No excuse for unsafe cyclist
One of the gems of Anacortes is the Tommy Thompson Trail. It is shared by walkers, runners, Rollerbladers, and cyclists young and old.
Recently, I was mistaken for someone who was involved in an incident where a family walking the trail in early November was verbally assaulted and passed in a high-speed, unsafe manner by a very tall male cyclist with a mustache, wearing electric blue tights. I was not that cyclist.
There is no excuse for this type of cycling behavior. It puts people at risk of injury, scares the children involved and upsets the parents. It also gives a bad reputation to the cycling community.
Cyclists on the trail should be considerate of others and use common safety sense: Ride on the right-hand side of the trail at reduced speed; politely announce intentions to overtake slower trail users; and pass on the left giving wide berth. If necessary, dismount and walk your bicycle around small children who might stray into your path.
This incident has not been the first time that this bicyclist has verbally assaulted people using the trail. In an effort to bring it to an end, I suggest that those in our community who have experienced his rude behavior file complaints with the Anacortes Police Department.
Charlie Schultz
President, Skagit Bicycle Club
Anacortes
SVH, don’t make endorsements
Your recent editorial postmortem on the PUD proposition prompts me to write. I have long opposed the practice of media endorsements during elections. It is for the people to decide who should represent them and what outcome they want on ballot measures, not for the media.
The Skagit Valley Herald serves the public when it reports thoroughly on candidates’ qualifications and positions, and on the differing viewpoints for ballot issues. It is inappropriate, and in some cases a conflict of interest, for the newspaper to use its power to influence the outcome of an election by making editorial endorsements.
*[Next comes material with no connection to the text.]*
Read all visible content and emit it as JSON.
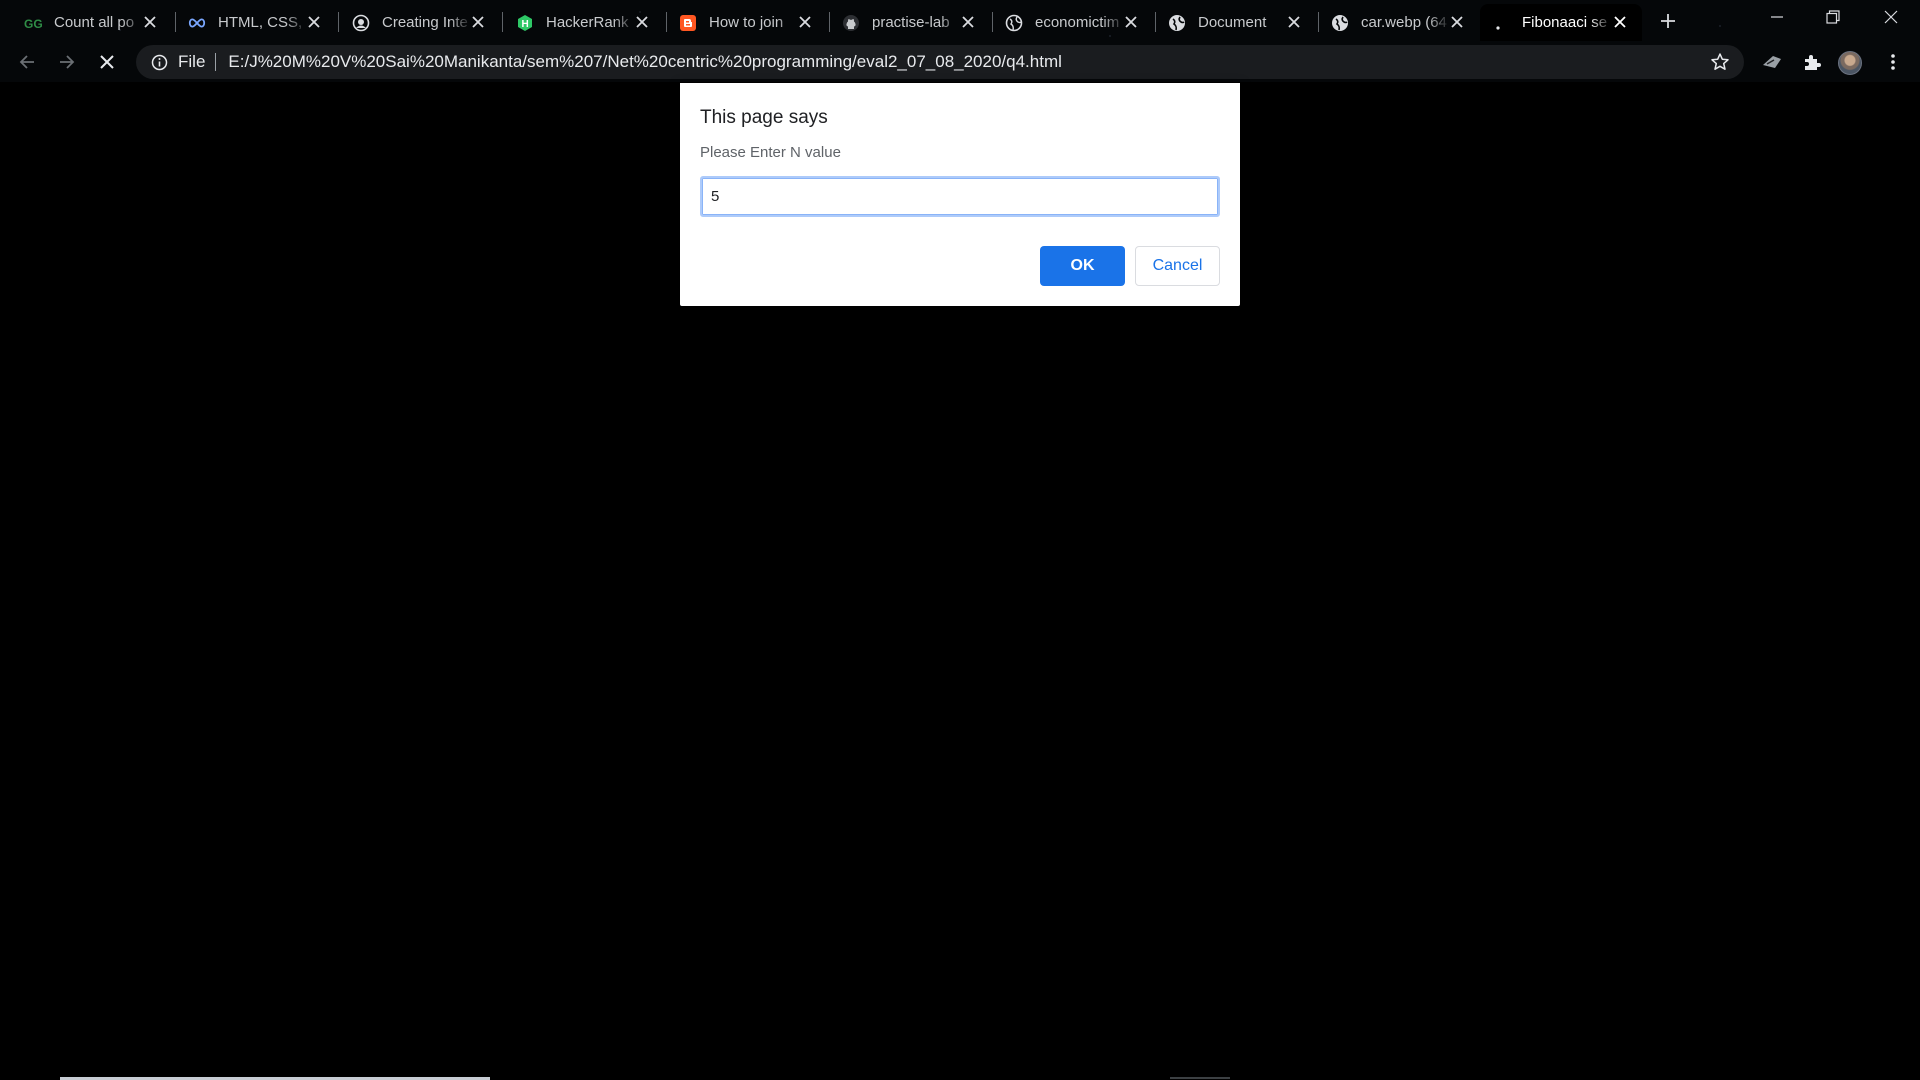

The PUD proposition is a case in point. The phantom “citizens group” operated by the consulting firm PSE hired to run its opposition campaign spent $23,666.42 on advertising in the Skagit Valley Herald during the campaign. This figure does not even include the dozens of full page “image ads” PSE paid for directly, sometimes as many as three in one issue.
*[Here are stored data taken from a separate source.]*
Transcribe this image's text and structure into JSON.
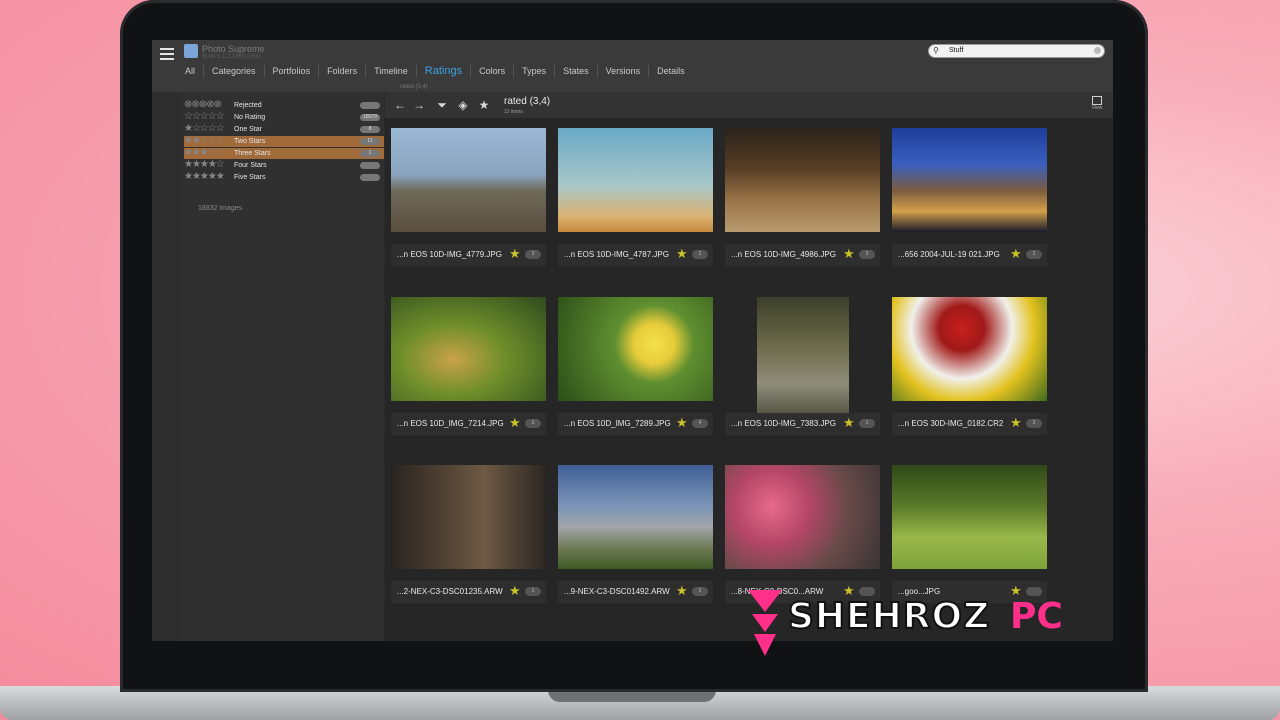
{
  "app": {
    "title": "Photo Supreme",
    "subtitle": "Build 5.1.2.1960 (x64)"
  },
  "search": {
    "value": "Stuff"
  },
  "tabs": [
    "All",
    "Categories",
    "Portfolios",
    "Folders",
    "Timeline",
    "Ratings",
    "Colors",
    "Types",
    "States",
    "Versions",
    "Details"
  ],
  "active_tab": "Ratings",
  "sub_tab": "rated (3,4)",
  "ratings": [
    {
      "stars": "⊗⊗⊗⊗⊗",
      "label": "Rejected",
      "count": "",
      "selected": false
    },
    {
      "stars": "☆☆☆☆☆",
      "label": "No Rating",
      "count": "18079",
      "selected": false
    },
    {
      "stars": "★☆☆☆☆",
      "label": "One Star",
      "count": "8",
      "selected": false
    },
    {
      "stars": "★★☆☆☆",
      "label": "Two Stars",
      "count": "11",
      "selected": true
    },
    {
      "stars": "★★★☆☆",
      "label": "Three Stars",
      "count": "1",
      "selected": true
    },
    {
      "stars": "★★★★☆",
      "label": "Four Stars",
      "count": "",
      "selected": false
    },
    {
      "stars": "★★★★★",
      "label": "Five Stars",
      "count": "",
      "selected": false
    }
  ],
  "images_total": "18832 images",
  "content": {
    "title": "rated   (3,4)",
    "subtitle": "12 items",
    "view_label": "View"
  },
  "thumbnails": [
    {
      "name": "...n EOS 10D-IMG_4779.JPG",
      "rating": "3",
      "art": "p1"
    },
    {
      "name": "...n EOS 10D-IMG_4787.JPG",
      "rating": "2",
      "art": "p2"
    },
    {
      "name": "...n EOS 10D-IMG_4986.JPG",
      "rating": "3",
      "art": "p3"
    },
    {
      "name": "...656 2004-JUL-19 021.JPG",
      "rating": "2",
      "art": "p4"
    },
    {
      "name": "...n EOS 10D_IMG_7214.JPG",
      "rating": "3",
      "art": "p5"
    },
    {
      "name": "...n EOS 10D_IMG_7289.JPG",
      "rating": "4",
      "art": "p6"
    },
    {
      "name": "...n EOS 10D-IMG_7383.JPG",
      "rating": "1",
      "art": "p7"
    },
    {
      "name": "...n EOS 30D-IMG_0182.CR2",
      "rating": "3",
      "art": "p8"
    },
    {
      "name": "...2-NEX-C3-DSC01235.ARW",
      "rating": "1",
      "art": "p9"
    },
    {
      "name": "...9-NEX-C3-DSC01492.ARW",
      "rating": "2",
      "art": "p10"
    },
    {
      "name": "...8-NEX-C3-DSC0...ARW",
      "rating": "",
      "art": "p11"
    },
    {
      "name": "...goo...JPG",
      "rating": "",
      "art": "p12"
    }
  ],
  "watermark": {
    "part1": "SHEHROZ",
    "part2": "PC"
  },
  "colors": {
    "accent": "#3aa3e0",
    "selection": "#a06a3a",
    "star": "#c9c22a",
    "watermark": "#ff2f8a"
  }
}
It is difficult to look at those figures and not question how the Skagit Valley Herald’s endorsement of a no vote on the proposition could be remotely unbiased. In fact, the appearance that the endorsement was bought is unavoidable.
I urge your editorial staff to prevent such appearances by abandoning the practice of making political endorsements and instead serve the community by fully informing us on all sides of political contests.
Christie Stewart Stein
Mount Vernon
Republican side lost; get over it
In a Nov. 18 letter to the editor, Carl Loeb complains that the opinion article by Norah Vincent printed by the Skagit Valley Herald on Nov. 12 is dripping with bile and unfair to Gov. Palin. Mr. Loeb calls it drivel.
If Mr. Loeb thinks Norah Vincent’s piece is drivel, then he should check out this. Below is a quote from Sarah Palin (aka the Word Wizard of Wasilla) gleaned from another opinion article by Maureen Dowd in the New York Times.
“My concern has been the atrocities there in Darfur and the relevance to me with that issue as we spoke about Africa and some of the countries there that were kind of the people succumbing to the dictators and the corruption of some collapsed governments on the continent, the relevance was Alaska’s investment in Darfur with some of our permanent fund dollars.”
Say what?
Does any reader here understand that? Can anyone diagram that sentence like we used to do in the dark ages when we were in fifth grade? And this woman wanted to be a heartbeat away from the presidency? Well, at least now we have a president-elect who can actually speak the English language.
As Dick Cavet wrote recently, “A cynic might wonder if Wasilla High School’s English and geography departments are draped in black.”
My advice to disgruntled Republicans: Your side lost; now get over it.
Keith Fisher
Mount Vernon
Property assessment shocking
I’m a Sedro-Woolley resident, and recently we received our new property value assessment from the county. What a shock! I have lived in the same house for more than 30 years and always kept the place in good condition. But I didn’t realize the county would come along and value it higher than the market sale value.
It seems that when the economy is struggling, jobs are being lost at an alarming rate, banks are foreclosing on many homes and the prices of real estate is dropping — not only in our area but across the country — that our county government would have taken this into consideration.
I must have missed the part in the last election about raising taxes for the middle class! Oh yeah, that was just the federal income tax, not the property tax, sales tax, vehicle tax, gas tax — and the list goes on.
I’m sure the county needs the revenue much more than the struggling citizens. It only increased my value by $64,100. How about yours?